AER and correlations to echocardiographical abnormalities
Whereas BNP was not associated to LVH, our data suggests that AER could be useful as a marker for LVH, as estimated by LVM, given its independent and direct relationship with LVM. An independent relationship between LVM and AER has not been reported earlier in type 2 diabetes and further emphasizes increased CVD risk and need of antihypertensive treatment in type 2 diabetes patients with microalbuminuria. Thus, this finding might serve as an explanatory model for the known risk of CVD in patients with microalbuminuria , since LVH is well associated with increased morbidity and mortality in CVD .

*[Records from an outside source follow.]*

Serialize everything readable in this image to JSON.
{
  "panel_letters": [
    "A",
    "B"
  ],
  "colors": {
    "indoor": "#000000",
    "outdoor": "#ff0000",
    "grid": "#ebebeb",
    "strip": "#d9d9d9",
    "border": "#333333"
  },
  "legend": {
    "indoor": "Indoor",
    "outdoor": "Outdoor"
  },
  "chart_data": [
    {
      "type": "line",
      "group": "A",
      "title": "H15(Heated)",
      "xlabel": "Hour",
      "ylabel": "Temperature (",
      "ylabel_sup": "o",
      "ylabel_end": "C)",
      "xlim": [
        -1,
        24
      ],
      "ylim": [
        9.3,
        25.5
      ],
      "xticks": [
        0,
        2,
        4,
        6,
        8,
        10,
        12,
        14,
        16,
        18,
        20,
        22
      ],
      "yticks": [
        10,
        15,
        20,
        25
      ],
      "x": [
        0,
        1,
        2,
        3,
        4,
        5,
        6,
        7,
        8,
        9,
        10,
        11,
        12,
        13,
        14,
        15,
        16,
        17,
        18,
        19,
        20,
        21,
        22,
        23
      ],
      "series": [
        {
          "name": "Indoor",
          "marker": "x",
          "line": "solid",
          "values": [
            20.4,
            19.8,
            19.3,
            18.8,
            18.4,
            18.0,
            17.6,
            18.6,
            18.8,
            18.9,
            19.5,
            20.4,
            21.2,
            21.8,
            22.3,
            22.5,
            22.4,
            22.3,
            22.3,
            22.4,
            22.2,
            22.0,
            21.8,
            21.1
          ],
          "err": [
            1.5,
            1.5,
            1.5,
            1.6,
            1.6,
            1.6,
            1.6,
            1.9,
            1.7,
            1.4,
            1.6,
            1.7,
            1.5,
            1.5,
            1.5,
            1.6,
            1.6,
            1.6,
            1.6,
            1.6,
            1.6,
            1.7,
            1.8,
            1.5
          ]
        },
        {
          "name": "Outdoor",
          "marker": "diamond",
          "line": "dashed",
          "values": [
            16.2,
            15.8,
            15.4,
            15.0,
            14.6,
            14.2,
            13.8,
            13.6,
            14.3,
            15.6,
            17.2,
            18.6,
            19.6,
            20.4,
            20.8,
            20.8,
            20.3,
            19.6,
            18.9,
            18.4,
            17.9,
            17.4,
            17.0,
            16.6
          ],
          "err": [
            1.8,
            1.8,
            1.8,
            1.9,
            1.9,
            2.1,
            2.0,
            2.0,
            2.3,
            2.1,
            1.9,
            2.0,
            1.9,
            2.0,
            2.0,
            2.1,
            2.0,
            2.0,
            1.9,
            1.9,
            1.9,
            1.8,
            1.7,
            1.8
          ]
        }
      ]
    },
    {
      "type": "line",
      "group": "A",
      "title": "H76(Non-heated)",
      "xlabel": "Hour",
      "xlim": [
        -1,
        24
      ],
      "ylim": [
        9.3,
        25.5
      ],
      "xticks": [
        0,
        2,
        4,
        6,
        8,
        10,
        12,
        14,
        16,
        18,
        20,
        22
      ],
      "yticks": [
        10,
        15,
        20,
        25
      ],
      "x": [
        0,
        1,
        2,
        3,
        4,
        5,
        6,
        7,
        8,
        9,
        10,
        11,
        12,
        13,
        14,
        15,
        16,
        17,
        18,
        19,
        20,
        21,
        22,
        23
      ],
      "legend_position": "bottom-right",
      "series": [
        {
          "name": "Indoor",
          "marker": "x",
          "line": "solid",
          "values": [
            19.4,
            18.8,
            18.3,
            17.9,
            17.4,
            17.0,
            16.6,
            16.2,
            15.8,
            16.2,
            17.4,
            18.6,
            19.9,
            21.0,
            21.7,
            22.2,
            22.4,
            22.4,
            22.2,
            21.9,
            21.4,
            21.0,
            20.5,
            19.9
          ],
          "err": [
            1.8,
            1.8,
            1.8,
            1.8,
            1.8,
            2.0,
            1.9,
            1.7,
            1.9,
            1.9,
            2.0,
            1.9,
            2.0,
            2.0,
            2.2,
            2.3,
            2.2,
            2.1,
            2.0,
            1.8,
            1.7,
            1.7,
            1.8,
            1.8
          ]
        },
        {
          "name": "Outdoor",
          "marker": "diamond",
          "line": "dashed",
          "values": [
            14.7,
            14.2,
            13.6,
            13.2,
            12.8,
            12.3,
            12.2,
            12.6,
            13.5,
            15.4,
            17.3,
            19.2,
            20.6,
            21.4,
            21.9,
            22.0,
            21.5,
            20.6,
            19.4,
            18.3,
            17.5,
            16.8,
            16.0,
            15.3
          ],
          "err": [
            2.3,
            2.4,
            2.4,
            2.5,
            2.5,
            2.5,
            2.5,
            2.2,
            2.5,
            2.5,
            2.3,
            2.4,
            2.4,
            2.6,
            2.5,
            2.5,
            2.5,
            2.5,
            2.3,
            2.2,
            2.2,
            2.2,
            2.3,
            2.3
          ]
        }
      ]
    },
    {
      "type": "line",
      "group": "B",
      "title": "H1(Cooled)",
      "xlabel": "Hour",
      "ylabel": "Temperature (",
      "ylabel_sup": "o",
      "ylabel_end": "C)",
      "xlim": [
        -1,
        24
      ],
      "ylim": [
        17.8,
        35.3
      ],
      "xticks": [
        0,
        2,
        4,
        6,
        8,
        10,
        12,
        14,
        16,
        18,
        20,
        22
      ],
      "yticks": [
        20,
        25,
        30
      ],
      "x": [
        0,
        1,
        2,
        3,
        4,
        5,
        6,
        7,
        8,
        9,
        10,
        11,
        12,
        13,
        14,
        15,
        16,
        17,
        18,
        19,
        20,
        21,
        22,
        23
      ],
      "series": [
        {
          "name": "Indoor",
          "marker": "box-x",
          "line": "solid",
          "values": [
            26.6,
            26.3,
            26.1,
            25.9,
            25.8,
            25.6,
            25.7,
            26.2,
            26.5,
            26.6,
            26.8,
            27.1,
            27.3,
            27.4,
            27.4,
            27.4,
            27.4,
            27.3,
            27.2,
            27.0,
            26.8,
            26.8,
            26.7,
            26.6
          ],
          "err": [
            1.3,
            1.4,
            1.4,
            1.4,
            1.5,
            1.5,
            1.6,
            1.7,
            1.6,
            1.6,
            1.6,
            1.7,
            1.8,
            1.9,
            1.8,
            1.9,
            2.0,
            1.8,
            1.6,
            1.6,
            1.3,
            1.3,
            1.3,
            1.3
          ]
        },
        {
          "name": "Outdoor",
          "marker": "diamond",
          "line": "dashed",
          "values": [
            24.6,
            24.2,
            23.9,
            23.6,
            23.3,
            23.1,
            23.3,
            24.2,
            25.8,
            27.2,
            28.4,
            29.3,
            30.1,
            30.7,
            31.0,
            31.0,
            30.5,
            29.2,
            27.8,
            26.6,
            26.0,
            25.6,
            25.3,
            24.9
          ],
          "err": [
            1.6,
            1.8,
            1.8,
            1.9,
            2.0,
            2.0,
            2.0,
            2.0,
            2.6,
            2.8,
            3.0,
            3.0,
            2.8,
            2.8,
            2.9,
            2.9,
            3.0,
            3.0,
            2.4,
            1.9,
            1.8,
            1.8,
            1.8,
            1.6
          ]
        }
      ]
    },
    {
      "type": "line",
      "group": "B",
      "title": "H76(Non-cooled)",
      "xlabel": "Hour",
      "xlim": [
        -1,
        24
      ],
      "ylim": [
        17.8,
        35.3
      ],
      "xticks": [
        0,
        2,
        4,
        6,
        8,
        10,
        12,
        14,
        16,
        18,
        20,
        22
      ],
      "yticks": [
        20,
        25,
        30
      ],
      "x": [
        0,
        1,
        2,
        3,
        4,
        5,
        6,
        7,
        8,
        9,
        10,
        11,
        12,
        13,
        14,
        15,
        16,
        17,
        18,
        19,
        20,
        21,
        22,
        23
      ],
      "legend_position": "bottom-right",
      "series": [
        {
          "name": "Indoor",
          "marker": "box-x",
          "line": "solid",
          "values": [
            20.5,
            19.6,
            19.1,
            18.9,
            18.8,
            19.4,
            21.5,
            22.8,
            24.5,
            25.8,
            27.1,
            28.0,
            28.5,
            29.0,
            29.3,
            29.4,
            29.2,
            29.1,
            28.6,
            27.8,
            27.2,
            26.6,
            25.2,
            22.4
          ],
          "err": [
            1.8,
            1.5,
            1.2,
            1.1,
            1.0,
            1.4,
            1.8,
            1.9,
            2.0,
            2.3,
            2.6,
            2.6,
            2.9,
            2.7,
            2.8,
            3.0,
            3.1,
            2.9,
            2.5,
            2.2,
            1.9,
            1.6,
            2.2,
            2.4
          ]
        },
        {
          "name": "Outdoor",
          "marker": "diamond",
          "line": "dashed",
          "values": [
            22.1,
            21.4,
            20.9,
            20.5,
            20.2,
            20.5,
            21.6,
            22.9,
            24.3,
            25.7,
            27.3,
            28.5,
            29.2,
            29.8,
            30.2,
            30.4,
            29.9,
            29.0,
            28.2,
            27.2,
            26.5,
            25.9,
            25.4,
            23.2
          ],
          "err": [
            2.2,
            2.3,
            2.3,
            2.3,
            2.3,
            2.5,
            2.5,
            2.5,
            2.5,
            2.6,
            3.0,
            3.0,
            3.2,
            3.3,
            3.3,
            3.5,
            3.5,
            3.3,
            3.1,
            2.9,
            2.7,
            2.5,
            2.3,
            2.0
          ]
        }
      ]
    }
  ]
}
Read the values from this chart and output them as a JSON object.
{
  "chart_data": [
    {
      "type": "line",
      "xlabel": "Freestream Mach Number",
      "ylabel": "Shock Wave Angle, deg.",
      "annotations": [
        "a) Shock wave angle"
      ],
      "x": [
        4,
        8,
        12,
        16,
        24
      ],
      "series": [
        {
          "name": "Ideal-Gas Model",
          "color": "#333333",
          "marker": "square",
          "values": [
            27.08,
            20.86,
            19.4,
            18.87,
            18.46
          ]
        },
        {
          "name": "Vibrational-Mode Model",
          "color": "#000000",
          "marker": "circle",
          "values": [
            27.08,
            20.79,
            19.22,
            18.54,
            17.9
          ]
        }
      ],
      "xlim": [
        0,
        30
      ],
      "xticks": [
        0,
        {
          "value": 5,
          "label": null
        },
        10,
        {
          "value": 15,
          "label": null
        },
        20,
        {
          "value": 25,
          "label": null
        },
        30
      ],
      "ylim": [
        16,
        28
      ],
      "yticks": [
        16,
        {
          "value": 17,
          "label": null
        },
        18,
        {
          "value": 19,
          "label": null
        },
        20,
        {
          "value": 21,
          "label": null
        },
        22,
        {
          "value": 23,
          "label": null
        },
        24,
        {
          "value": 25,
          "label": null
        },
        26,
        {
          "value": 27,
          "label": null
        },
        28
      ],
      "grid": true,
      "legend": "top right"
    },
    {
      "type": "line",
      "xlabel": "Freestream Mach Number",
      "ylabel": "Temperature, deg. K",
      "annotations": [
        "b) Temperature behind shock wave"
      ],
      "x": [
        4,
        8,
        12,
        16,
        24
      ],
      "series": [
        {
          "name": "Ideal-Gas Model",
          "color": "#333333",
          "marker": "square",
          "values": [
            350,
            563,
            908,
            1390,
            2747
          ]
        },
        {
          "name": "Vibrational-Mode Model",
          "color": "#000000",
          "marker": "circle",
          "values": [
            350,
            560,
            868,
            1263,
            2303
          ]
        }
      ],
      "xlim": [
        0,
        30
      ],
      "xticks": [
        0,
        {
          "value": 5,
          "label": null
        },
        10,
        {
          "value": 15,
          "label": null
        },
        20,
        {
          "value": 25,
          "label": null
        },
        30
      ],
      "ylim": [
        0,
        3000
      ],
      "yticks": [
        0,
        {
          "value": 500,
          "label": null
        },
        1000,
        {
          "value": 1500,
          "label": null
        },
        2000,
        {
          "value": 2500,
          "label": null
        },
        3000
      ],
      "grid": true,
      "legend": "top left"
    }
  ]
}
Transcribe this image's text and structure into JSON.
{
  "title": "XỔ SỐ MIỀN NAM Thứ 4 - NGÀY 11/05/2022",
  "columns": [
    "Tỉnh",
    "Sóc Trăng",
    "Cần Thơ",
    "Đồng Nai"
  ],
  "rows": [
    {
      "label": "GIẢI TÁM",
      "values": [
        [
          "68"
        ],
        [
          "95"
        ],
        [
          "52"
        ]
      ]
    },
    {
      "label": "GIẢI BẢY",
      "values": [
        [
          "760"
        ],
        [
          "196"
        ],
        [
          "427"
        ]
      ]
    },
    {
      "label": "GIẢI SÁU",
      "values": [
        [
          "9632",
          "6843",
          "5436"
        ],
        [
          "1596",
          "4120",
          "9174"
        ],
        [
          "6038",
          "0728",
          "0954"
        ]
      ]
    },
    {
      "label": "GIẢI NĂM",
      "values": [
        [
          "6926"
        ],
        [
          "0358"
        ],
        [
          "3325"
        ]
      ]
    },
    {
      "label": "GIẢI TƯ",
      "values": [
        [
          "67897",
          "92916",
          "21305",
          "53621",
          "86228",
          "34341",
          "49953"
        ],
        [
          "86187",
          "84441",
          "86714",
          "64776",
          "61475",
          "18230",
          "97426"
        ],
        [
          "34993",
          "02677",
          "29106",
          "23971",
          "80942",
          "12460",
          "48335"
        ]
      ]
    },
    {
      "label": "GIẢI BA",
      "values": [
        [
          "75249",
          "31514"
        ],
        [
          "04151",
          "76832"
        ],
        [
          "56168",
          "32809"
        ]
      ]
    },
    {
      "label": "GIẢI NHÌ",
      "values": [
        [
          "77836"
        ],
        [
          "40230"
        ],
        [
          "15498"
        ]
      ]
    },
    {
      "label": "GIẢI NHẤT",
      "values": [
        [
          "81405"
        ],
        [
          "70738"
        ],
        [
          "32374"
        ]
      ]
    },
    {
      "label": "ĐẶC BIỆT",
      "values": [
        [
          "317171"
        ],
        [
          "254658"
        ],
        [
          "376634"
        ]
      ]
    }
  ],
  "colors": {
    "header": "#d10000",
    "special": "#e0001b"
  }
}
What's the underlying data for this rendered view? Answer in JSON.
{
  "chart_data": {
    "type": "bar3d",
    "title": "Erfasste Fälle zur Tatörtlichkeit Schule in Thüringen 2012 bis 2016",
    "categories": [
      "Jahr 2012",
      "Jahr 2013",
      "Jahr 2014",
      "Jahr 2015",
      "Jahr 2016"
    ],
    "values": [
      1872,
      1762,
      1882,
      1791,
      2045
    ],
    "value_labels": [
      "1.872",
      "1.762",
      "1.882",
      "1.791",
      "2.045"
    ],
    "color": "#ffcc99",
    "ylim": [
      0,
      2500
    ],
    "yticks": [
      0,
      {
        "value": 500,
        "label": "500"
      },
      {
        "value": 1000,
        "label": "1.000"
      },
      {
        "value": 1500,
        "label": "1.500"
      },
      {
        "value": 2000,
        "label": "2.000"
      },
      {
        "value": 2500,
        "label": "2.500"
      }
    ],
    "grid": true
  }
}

Male gender and left ventricular hypertrophy
The correlation between male gender and LVM is in line with the study by Concardy et al in 2004, in which it was shown that the LVH estimation without sex-specific criteria underestimated the prevalence of LVH in women and overestimates it in men, and even if sex specific definitions for LVH was used male gender still contributed to the prevalence of LVH in this study . Furthermore, an independent influence of increasing LVM and age were reported by Concardy et al and this influence was only seen in the male population of the study. Even if the patients studied by Concardy et al were hypertensive peers with higher prevalence of LVH (52.2%) compared to our diabetic population with a LVH prevalence of 9.4%, the data are in concordance with our findings and might represent a gender specific mechanism for the development of LVH. This is further supported by data from the Tromsö study in which male sex was found to be an independent predictor of LVH in a multivariate logistic regression analysis .
Female gender and diastolic dysfunction
Another interesting finding from the present study is the increased risk for moderate LVDD for female study subjects. The mechanism behind such a gender dependent pathophysiology is unclear. However, the results of the Framingham study revealed that between the ages of 45 and 75, men and women with diabetes had a two-fold- and five-fold increase in risk of developing heart failure, respectively, compared to patients without diabetes. This risk persisted even after considering age, blood pressure, cholesterol, weight, and history of coronary artery disease . Further studies are indeed warranted regarding this matter.
Screening for cardiac abnormalities in asymptomatic patients with type 2 diabetes
In our study almost half of the study population had LVDD and nearly ten percent had LVH. The treatment of LVH and LVSD is well established and has proved to reduce cardiovascular complication [4, 5]. However, the importance of diagnosing LVDD has just been acknowledged and the presence of LVDD provide essential prognostic information . Although the most effective treatment of LVDD in patients with type 2 diabetes is unknown, it is well established that an effective aggressive multifactorial approach indeed reduces micro- and macrovascular complications . Furthermore, recently published data suggests cardiovascular benefits of more aggressive blood pressure lowering therapy amongst patients with type 2 diabetes . Henceforth, an early detection of cardiac abnormalities such as LVSD, LVDD and LVH is crucial and might guide the clinicians to more intense risk factor management and aggressive pharmacological treatment of this high-risk population. Screening with echo would be considered optimal for such a conduct, but is not always eligible due to lack of accessibility and high cost. Our data suggest that the measurement of BNP and AER might be used as a screening tool in order to select patients for further work up with echo. However, the study sample size of a total of 153 subjects, which indeed is a respectable number for an echocardiographic study, might not be large enough to be definitive or inform clinical practice and therefore the results from the multivariate analysis needs to be confirmed in larger study samples.